No, I can't whip out my checkbook and have it done anywhere but a hospital. I do not have that choice. It is against the law to perform the procedure on someone of Medicare age outside a hospital. So, I can choose to have it in the hospital, go somewhere even more inconvenient, Costa Rica maybe, to avoid the inconvenience of the hospital, or not have it at all. My home and Dupont Circle aren't options.

We aren't forced into Medicare....anyone can opt out.

Not really. There are Medicare policies that apply to anyone over 65 regardless.

But you complained that Medicare doesn't cover annual physicals, shingles vaccinations, and multiple heart scans. So which is it? Do you want more coverage or less coverage?

One more time--that's not a complaint about my coverage. It's an illustration of a public policy point. Personally, as I said before, I am pretty much indifferent to what it covers for me. What it doesn't cover, Blue Cross usually does. And what it doesn't, I do. I got my shingles vaccination and my heart scan, and I don't see the utility of an annual physical.

This isn't about me.

I don't mean to be ugly, but the nature of your complaints makes me think that you are the one with the rose-colored glasses...
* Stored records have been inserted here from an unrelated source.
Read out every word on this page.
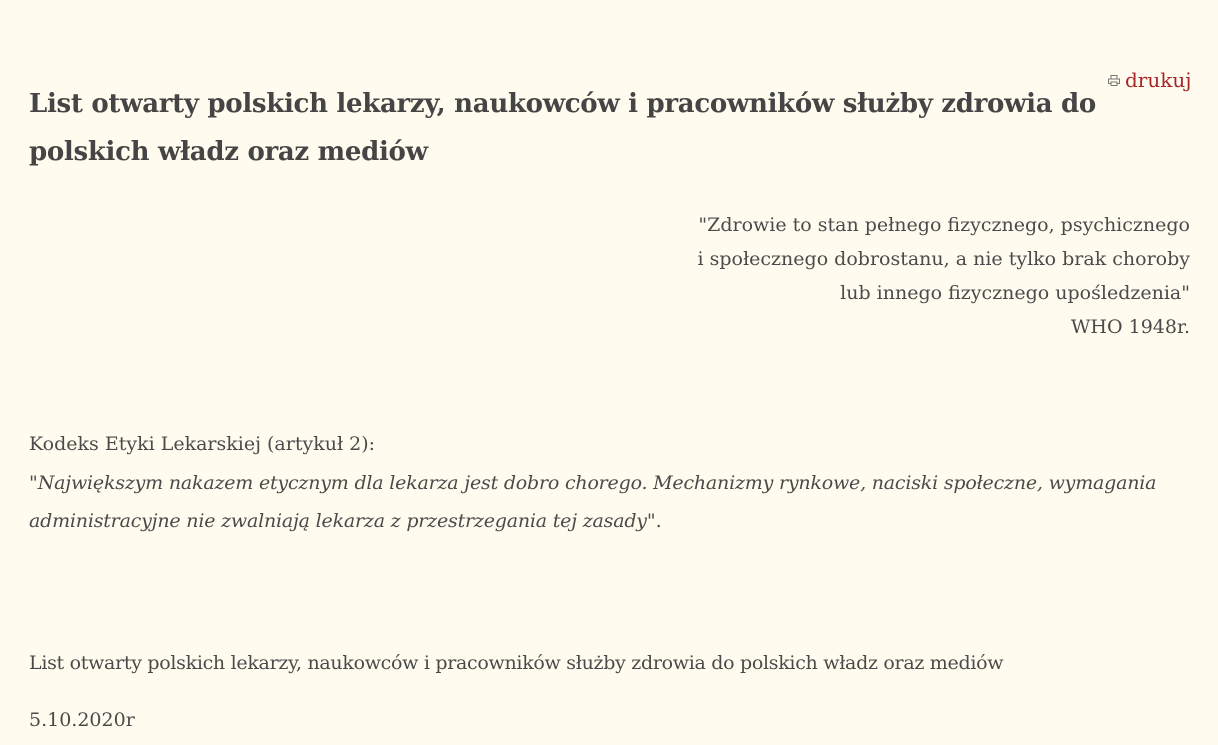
drukuj
List otwarty polskich lekarzy, naukowców i pracowników służby zdrowia do polskich władz oraz mediów
"Zdrowie to stan pełnego fizycznego, psychicznego
i społecznego dobrostanu, a nie tylko brak choroby
lub innego fizycznego upośledzenia"
WHO 1948r.
Kodeks Etyki Lekarskiej (artykuł 2):
"Największym nakazem etycznym dla lekarza jest dobro chorego. Mechanizmy rynkowe, naciski społeczne, wymagania administracyjne nie zwalniają lekarza z przestrzegania tej zasady".
List otwarty polskich lekarzy, naukowców i pracowników służby zdrowia do polskich władz oraz mediów
5.10.2020r
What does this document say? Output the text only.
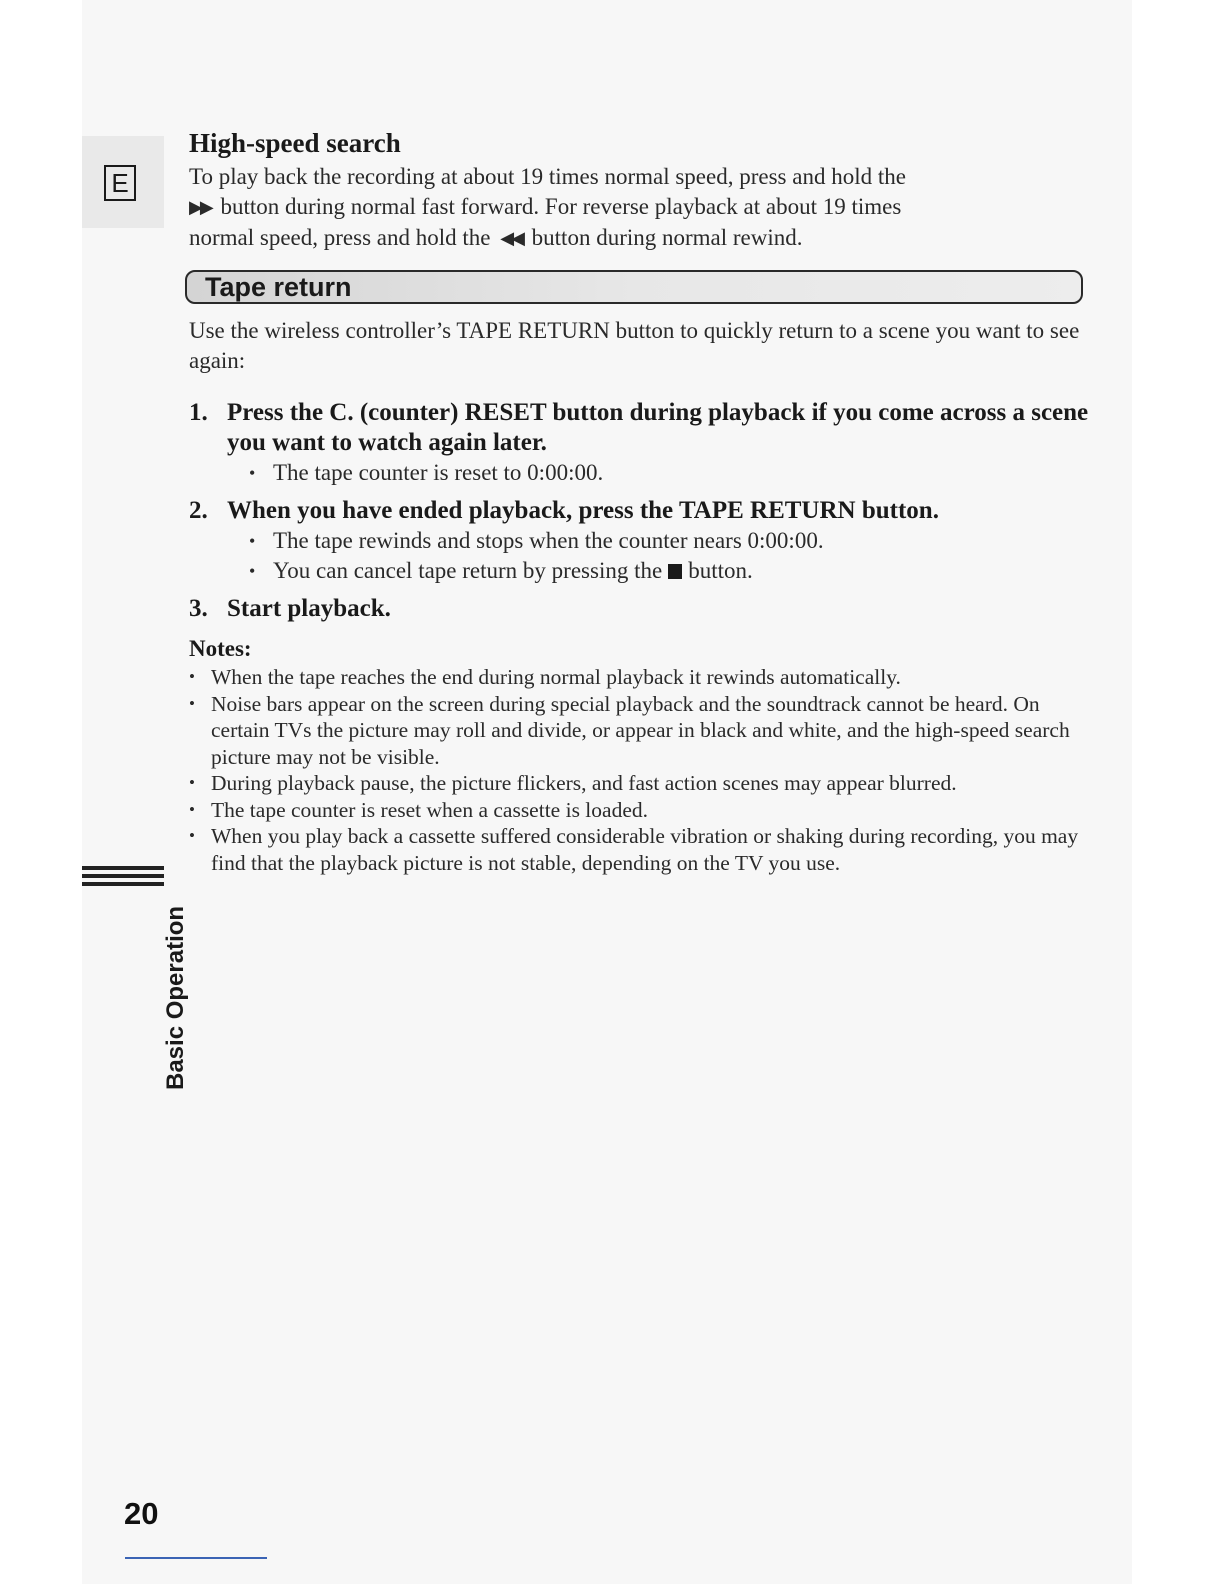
E
High-speed search

To play back the recording at about 19 times normal speed, press and hold the
▶▶ button during normal fast forward. For reverse playback at about 19 times
normal speed, press and hold the ◀◀ button during normal rewind.

Tape return

Use the wireless controller’s TAPE RETURN button to quickly return to a scene you want to see again:

1. Press the C. (counter) RESET button during playback if you come across a scene you want to watch again later.

• The tape counter is reset to 0:00:00.
2. When you have ended playback, press the TAPE RETURN button.

• The tape rewinds and stops when the counter nears 0:00:00.
• You can cancel tape return by pressing the button.
3. Start playback.

Notes:

• When the tape reaches the end during normal playback it rewinds automatically.
• Noise bars appear on the screen during special playback and the soundtrack cannot be heard. On certain TVs the picture may roll and divide, or appear in black and white, and the high-speed search picture may not be visible.
• During playback pause, the picture flickers, and fast action scenes may appear blurred.
• The tape counter is reset when a cassette is loaded.
• When you play back a cassette suffered considerable vibration or shaking during recording, you may find that the playback picture is not stable, depending on the TV you use.
Basic Operation
20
I don't mean to be ugly, but you just aren't paying attention.

Perhaps my use of personal anecdotes and personal experiences with Medicare to illustrate what are public policy arguments has caused you to think I'm complaining about my coverage and to refuse to believe my protestations to the contrary. Nonetheless, I am not complaining. I am arguing from a public policy perspective that, while Medicare is an OK system for its purpose, it has features that make it an imperfect model for a broader system.